Microsoft's Imagine Cup UK 2023

In February, we entered Microsoft’s annual Imagine Cup competition with our project, being the only group out of the 35+ teams in the cohort to do so. In the first round of the competition, we submitted a written proposal with our software, as well as a presentation pitching our idea. We received feedback on our storytelling and were prompted to consider uses for the system in children’s healthcare settings. We were then invited to the Microsoft Reactor for the UK final which took place only a week later!

We delivered a 10-minute pitch about the problem we were solving with demos of the system’s features. In the week leading up-to the event, we were able to finalise:

our weather classification system,
the audio classification of explosive sounds for the Wobble mode and,
our in-house projector-camera calibration.

Our judges were Anna Dijkstra (Innovation Director, UK Healthcare & Life Sciences at Microsoft), Rob Heath (Azure Sales Manager), Chris Noring (Cloud Advocate Lead) and Mollie Fenner (Cloud Solution Architect). They were very impressed by how receptive we were to their initial feedback and the progress we had made in only a week. They appreciated the immersion the system provided and were keen to use it to entertain their own children once we deployed it to the Microsoft Store.

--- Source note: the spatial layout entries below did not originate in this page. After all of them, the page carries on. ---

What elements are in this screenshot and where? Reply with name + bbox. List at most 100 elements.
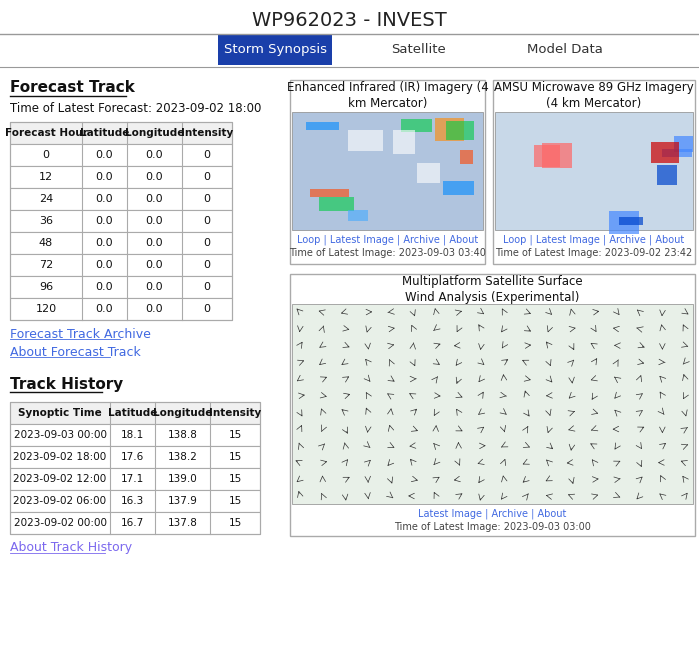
Bar — [10, 232, 232, 254]
Bar — [10, 210, 232, 232]
Text: 15: 15 — [229, 474, 242, 484]
Text: Storm Synopsis: Storm Synopsis — [224, 43, 326, 56]
Text: Track History: Track History — [10, 377, 123, 391]
Bar — [651, 142, 679, 163]
Bar — [292, 304, 693, 504]
Text: Longitude: Longitude — [125, 128, 185, 138]
Text: 0: 0 — [203, 304, 210, 314]
Text: 139.0: 139.0 — [168, 474, 197, 484]
Text: 0.0: 0.0 — [145, 150, 164, 160]
Text: AMSU Microwave 89 GHz Imagery
(4 km Mercator): AMSU Microwave 89 GHz Imagery (4 km Merc… — [494, 82, 694, 110]
Text: 137.9: 137.9 — [168, 496, 197, 506]
Text: 0.0: 0.0 — [96, 282, 113, 292]
Bar — [10, 254, 232, 276]
Text: 120: 120 — [36, 304, 57, 314]
Bar — [656, 165, 677, 185]
Text: 0.0: 0.0 — [96, 260, 113, 270]
Text: 2023-09-02 12:00: 2023-09-02 12:00 — [13, 474, 107, 484]
Text: 0: 0 — [203, 172, 210, 182]
Text: 0: 0 — [203, 238, 210, 248]
Text: Satellite: Satellite — [391, 43, 445, 56]
Bar — [10, 166, 232, 188]
Text: Loop | Latest Image | Archive | About: Loop | Latest Image | Archive | About — [503, 235, 684, 246]
Text: 0: 0 — [203, 194, 210, 204]
Bar — [10, 402, 260, 534]
Text: 2023-09-02 18:00: 2023-09-02 18:00 — [13, 452, 107, 462]
Text: 0: 0 — [203, 216, 210, 226]
Bar — [10, 298, 232, 320]
Bar — [348, 209, 368, 221]
Bar — [306, 122, 339, 130]
Text: 12: 12 — [39, 172, 53, 182]
Text: 0.0: 0.0 — [96, 304, 113, 314]
Bar — [10, 144, 232, 166]
Bar — [292, 112, 483, 230]
Text: 0: 0 — [43, 150, 50, 160]
Bar — [10, 122, 232, 320]
Text: 15: 15 — [229, 496, 242, 506]
Bar — [10, 490, 260, 512]
Bar — [393, 130, 415, 153]
Text: Intensity: Intensity — [181, 128, 233, 138]
Text: 15: 15 — [229, 430, 242, 440]
Text: 15: 15 — [229, 452, 242, 462]
Text: Latitude: Latitude — [80, 128, 129, 138]
Bar — [417, 163, 440, 183]
Bar — [674, 136, 693, 152]
Bar — [348, 130, 384, 151]
Text: 16.7: 16.7 — [121, 518, 144, 528]
Text: 0.0: 0.0 — [96, 150, 113, 160]
Text: 0: 0 — [203, 282, 210, 292]
Bar — [10, 402, 260, 424]
Bar — [10, 512, 260, 534]
Text: 0.0: 0.0 — [96, 194, 113, 204]
Bar — [10, 188, 232, 210]
Bar — [495, 112, 693, 230]
Text: Model Data: Model Data — [527, 43, 603, 56]
Bar — [319, 197, 354, 211]
Bar — [446, 121, 475, 140]
Bar — [661, 149, 692, 157]
Text: 96: 96 — [39, 282, 53, 292]
Text: 0.0: 0.0 — [96, 238, 113, 248]
Text: 137.8: 137.8 — [168, 518, 197, 528]
Text: 2023-09-03 00:00: 2023-09-03 00:00 — [13, 430, 106, 440]
Text: 16.3: 16.3 — [121, 496, 144, 506]
Bar — [218, 34, 332, 65]
Text: 0.0: 0.0 — [145, 194, 164, 204]
Text: Time of Latest Image: 2023-09-03 03:40: Time of Latest Image: 2023-09-03 03:40 — [289, 248, 486, 258]
Text: 0.0: 0.0 — [145, 238, 164, 248]
Text: About Track History: About Track History — [10, 541, 132, 555]
Bar — [290, 274, 695, 536]
Text: 48: 48 — [39, 238, 53, 248]
Bar — [10, 122, 232, 144]
Text: 17.1: 17.1 — [121, 474, 144, 484]
Text: 0: 0 — [203, 150, 210, 160]
Text: 2023-09-02 00:00: 2023-09-02 00:00 — [13, 518, 106, 528]
Text: 72: 72 — [39, 260, 53, 270]
Text: WP962023 - INVEST: WP962023 - INVEST — [252, 11, 447, 29]
Text: Intensity: Intensity — [209, 408, 261, 418]
Bar — [310, 189, 349, 197]
Text: 0.0: 0.0 — [145, 260, 164, 270]
Bar — [609, 211, 639, 234]
Text: Forecast Track Archive: Forecast Track Archive — [10, 328, 151, 341]
Bar — [493, 80, 695, 264]
Text: 24: 24 — [39, 194, 53, 204]
Text: 138.2: 138.2 — [168, 452, 197, 462]
Text: 17.6: 17.6 — [121, 452, 144, 462]
Bar — [442, 181, 475, 195]
Text: Time of Latest Image: 2023-09-03 03:00: Time of Latest Image: 2023-09-03 03:00 — [394, 522, 591, 532]
Text: 0.0: 0.0 — [145, 216, 164, 226]
Bar — [10, 424, 260, 446]
Text: Latest Image | Archive | About: Latest Image | Archive | About — [418, 508, 567, 519]
Text: 36: 36 — [39, 216, 53, 226]
Text: Forecast Track: Forecast Track — [10, 80, 135, 96]
Bar — [460, 150, 473, 164]
Text: 15: 15 — [229, 518, 242, 528]
Bar — [619, 217, 644, 225]
Bar — [534, 145, 560, 167]
Text: Forecast Hour: Forecast Hour — [5, 128, 87, 138]
Text: 0.0: 0.0 — [96, 172, 113, 182]
Bar — [10, 276, 232, 298]
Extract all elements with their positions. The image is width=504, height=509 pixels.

Following the final, we had the opportunity to continue the discussion about our project with the judges. Using a projector to provide AR experiences is a rather stagnant space however, we realised there were many practical uses for such a system. Specifically, we considered using the projected space around the TV to display metrics about a football match or racing game. This is further discussed in the Future Work section in our Evaluation.